What’s your background?
I grew up in a small town in western Pennsylvania. I loved the living world as a child, but I didn’t know that people did science for a living until about halfway through college. After that, I knew I wanted to pursue a career as a scientist.
What brought you into science communication and education?
I completed my PhD training at the University of California, San Francisco in cancer biology. Although I loved asking scientific questions and being at the forefront of knowledge, I struggled with the hypercompetitive environment of biomedical research. In the fourth year of my PhD studies, I co-founded the Science Policy Group at UCSF. I wanted to provide opportunities for myself and other trainees to get practical experience at the interface of science and society, whether through teaching, communication, advocacy, or other efforts. My experiences leading that group and advocating for research funding at the state and national levels increased my interest in science policy, which I now recognize as a very specific flavor of science communication.
At the end of my PhD training, I recognized that I wanted to support the education and communication efforts of the life sciences community. One way to do that is to figure out ways to teach and communicate better, using evidence. I was awarded a postdoctoral fellowship to study how biologists teach and communicate about agricultural biotechnology at the University of California, Davis, with one of my science communication heroes Pamela Ronald.
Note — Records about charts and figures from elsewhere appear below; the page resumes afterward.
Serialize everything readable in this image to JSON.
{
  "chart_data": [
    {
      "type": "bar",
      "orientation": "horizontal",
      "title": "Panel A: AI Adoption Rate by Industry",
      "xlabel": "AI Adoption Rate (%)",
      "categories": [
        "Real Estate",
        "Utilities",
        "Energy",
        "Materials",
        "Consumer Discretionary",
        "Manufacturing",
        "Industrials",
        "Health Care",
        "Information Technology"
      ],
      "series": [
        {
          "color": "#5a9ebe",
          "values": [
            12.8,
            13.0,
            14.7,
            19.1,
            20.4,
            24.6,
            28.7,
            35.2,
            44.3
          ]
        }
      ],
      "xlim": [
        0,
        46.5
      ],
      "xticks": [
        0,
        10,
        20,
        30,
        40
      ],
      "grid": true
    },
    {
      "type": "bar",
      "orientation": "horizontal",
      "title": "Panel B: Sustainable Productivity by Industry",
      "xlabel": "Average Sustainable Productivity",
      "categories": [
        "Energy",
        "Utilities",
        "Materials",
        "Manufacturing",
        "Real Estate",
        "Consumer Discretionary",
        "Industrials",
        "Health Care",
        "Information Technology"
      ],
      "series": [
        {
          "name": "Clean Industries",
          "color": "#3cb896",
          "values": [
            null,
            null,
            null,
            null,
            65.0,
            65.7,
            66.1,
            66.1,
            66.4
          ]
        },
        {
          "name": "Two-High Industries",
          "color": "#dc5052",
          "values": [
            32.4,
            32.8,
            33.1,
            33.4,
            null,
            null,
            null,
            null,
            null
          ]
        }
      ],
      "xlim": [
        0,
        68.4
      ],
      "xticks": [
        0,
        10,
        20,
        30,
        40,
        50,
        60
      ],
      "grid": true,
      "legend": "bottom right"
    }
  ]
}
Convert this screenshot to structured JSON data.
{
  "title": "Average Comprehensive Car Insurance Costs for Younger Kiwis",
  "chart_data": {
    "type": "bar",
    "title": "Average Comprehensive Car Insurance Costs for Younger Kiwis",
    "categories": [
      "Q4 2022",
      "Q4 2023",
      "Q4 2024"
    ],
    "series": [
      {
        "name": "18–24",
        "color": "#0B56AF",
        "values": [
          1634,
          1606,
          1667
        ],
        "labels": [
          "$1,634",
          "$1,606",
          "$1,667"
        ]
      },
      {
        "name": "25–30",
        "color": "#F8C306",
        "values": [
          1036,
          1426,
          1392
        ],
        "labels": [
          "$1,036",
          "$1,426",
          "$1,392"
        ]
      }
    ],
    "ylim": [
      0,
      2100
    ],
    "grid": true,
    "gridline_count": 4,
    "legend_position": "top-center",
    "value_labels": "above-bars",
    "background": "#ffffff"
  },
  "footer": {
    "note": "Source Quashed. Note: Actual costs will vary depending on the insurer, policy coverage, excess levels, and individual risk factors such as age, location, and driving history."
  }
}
It was during this time that I began to understand what the spectrum of careers in science communication can look like. At the end of my postdoc, I joined the team at iBiology, where I unite my expertise in science communication training and practice with my ability to evaluate the efficacy of our projects.
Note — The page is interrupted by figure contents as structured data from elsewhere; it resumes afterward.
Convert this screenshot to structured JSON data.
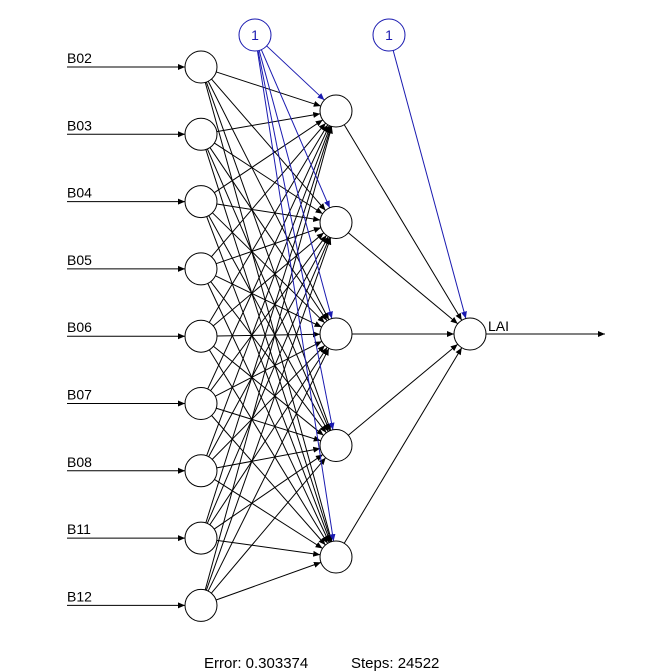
{
  "network": {
    "inputs": [
      "B02",
      "B03",
      "B04",
      "B05",
      "B06",
      "B07",
      "B08",
      "B11",
      "B12"
    ],
    "hidden_count": 5,
    "output": "LAI",
    "bias_label": "1",
    "colors": {
      "weight_line": "#000000",
      "bias_line": "#1a1ab0",
      "node_stroke": "#000000"
    }
  },
  "footer": {
    "error_label": "Error: 0.303374",
    "steps_label": "Steps: 24522"
  }
}
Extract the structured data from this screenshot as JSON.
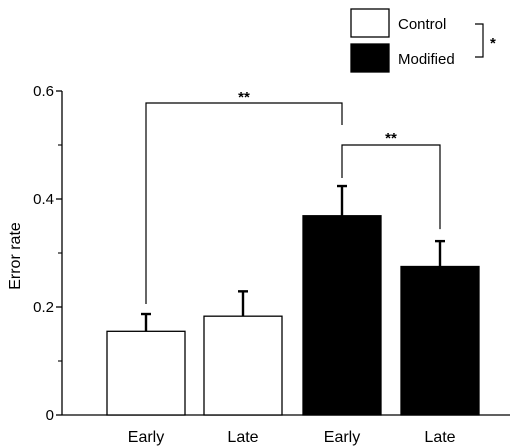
{
  "chart_data": {
    "type": "bar",
    "ylabel": "Error rate",
    "xlabel": "",
    "title": "",
    "ylim": [
      0,
      0.6
    ],
    "yticks": [
      {
        "value": 0,
        "label": "0"
      },
      {
        "value": 0.2,
        "label": "0.2"
      },
      {
        "value": 0.4,
        "label": "0.4"
      },
      {
        "value": 0.6,
        "label": "0.6"
      }
    ],
    "categories": [
      "Early",
      "Late",
      "Early",
      "Late"
    ],
    "bars": [
      {
        "category": "Early",
        "group": "Control",
        "value": 0.155,
        "error": 0.032
      },
      {
        "category": "Late",
        "group": "Control",
        "value": 0.183,
        "error": 0.046
      },
      {
        "category": "Early",
        "group": "Modified",
        "value": 0.369,
        "error": 0.055
      },
      {
        "category": "Late",
        "group": "Modified",
        "value": 0.275,
        "error": 0.047
      }
    ],
    "series": [
      {
        "name": "Control",
        "color": "#ffffff"
      },
      {
        "name": "Modified",
        "color": "#000000"
      }
    ],
    "legend_position": "top-right",
    "grid": false,
    "significance": [
      {
        "from": 0,
        "to": 2,
        "label": "**"
      },
      {
        "from": 2,
        "to": 3,
        "label": "**"
      },
      {
        "between": "legend",
        "label": "*"
      }
    ]
  }
}
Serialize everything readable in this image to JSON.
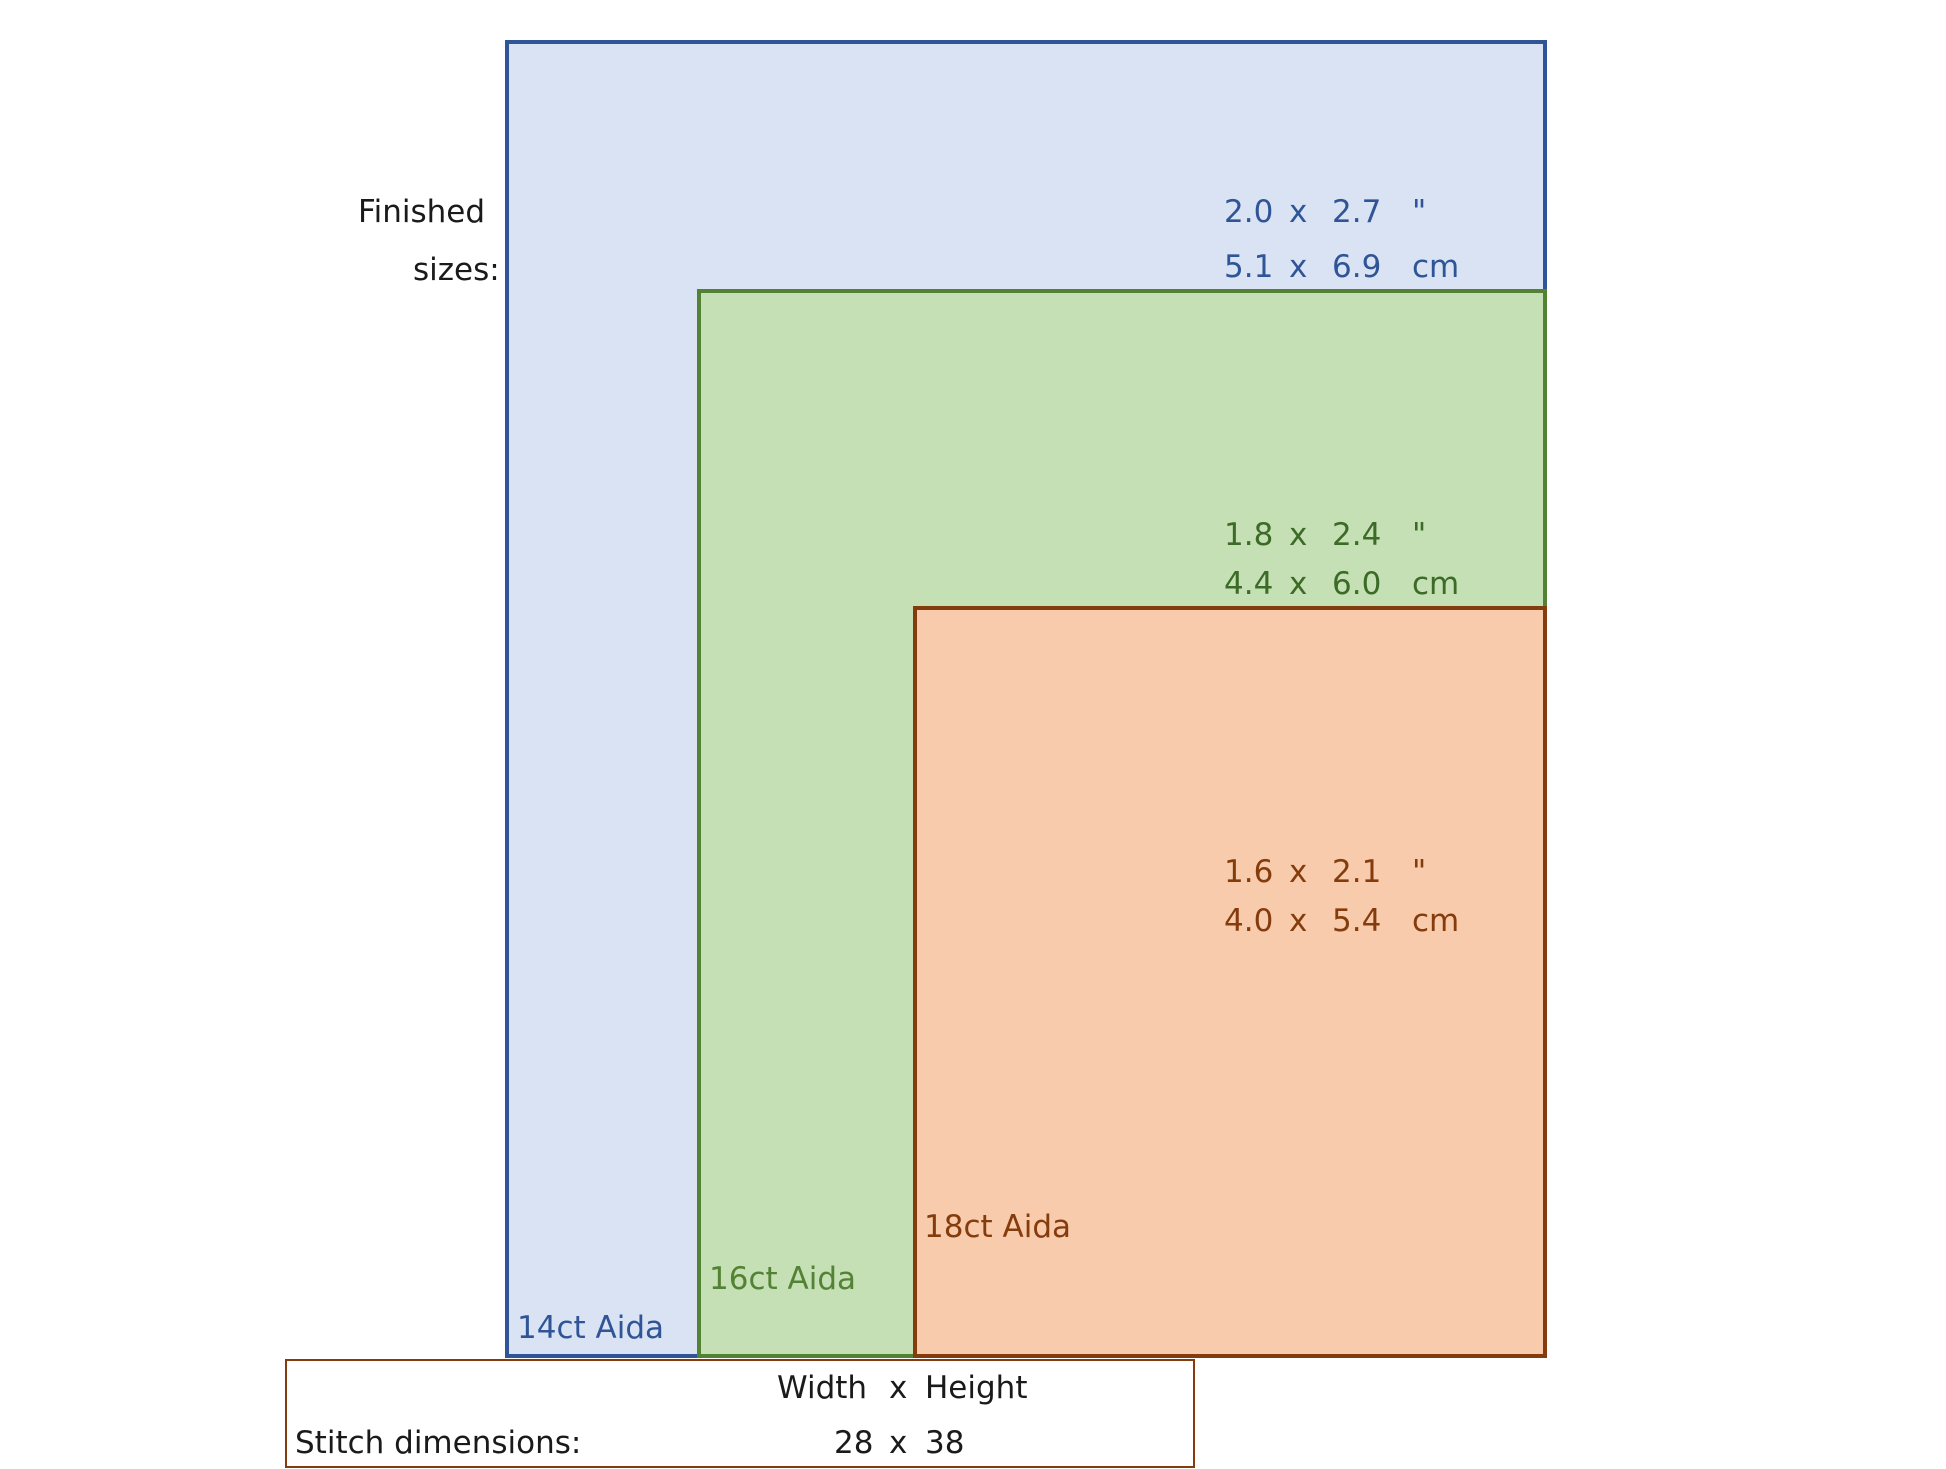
{
  "labels": {
    "finished_line1": "Finished",
    "finished_line2": "sizes:",
    "aida14": "14ct Aida",
    "aida16": "16ct Aida",
    "aida18": "18ct Aida"
  },
  "sizes": {
    "aida14": {
      "inch": {
        "w": "2.0",
        "x": "x",
        "h": "2.7",
        "unit": "\""
      },
      "cm": {
        "w": "5.1",
        "x": "x",
        "h": "6.9",
        "unit": "cm"
      }
    },
    "aida16": {
      "inch": {
        "w": "1.8",
        "x": "x",
        "h": "2.4",
        "unit": "\""
      },
      "cm": {
        "w": "4.4",
        "x": "x",
        "h": "6.0",
        "unit": "cm"
      }
    },
    "aida18": {
      "inch": {
        "w": "1.6",
        "x": "x",
        "h": "2.1",
        "unit": "\""
      },
      "cm": {
        "w": "4.0",
        "x": "x",
        "h": "5.4",
        "unit": "cm"
      }
    }
  },
  "stitch": {
    "header_width": "Width",
    "header_x": "x",
    "header_height": "Height",
    "label": "Stitch dimensions:",
    "width": "28",
    "x": "x",
    "height": "38"
  },
  "colors": {
    "aida14_fill": "#dae3f3",
    "aida14_border": "#2f5597",
    "aida16_fill": "#c5e0b4",
    "aida16_border": "#548235",
    "aida18_fill": "#f8cbad",
    "aida18_border": "#843c0c"
  }
}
What are you passionate about?
At the end of the day, I want to know that I am helping to improve the intersection of science and society. At iBiology, I get to do that by helping scientists become better communicators and by creating teaching tools that help scientists and non-scientists alike better understand how research works. My hope is that these efforts will lead to life sciences research that is trusted by, and trustworthy of, the rest of society so that personal and policy decisions are informed by the best available evidence.
What is something you have learned while working at iBiology?
Before I joined iBiology, I hadn’t worked much with video media. Now that I’ve been here for a year and half, I have a much greater appreciation of the power of video to connect with audiences and convey scientific messages. I recently watched a documentary film about a major discovery in biomedicine with several of my friends from grad school, and I found myself at times focusing on visual and sound elements of the film and wondering about the creative choices that went into putting all the parts together. For me, the next step is to start measuring what does and doesn’t work with regard to our education and communication goals with video.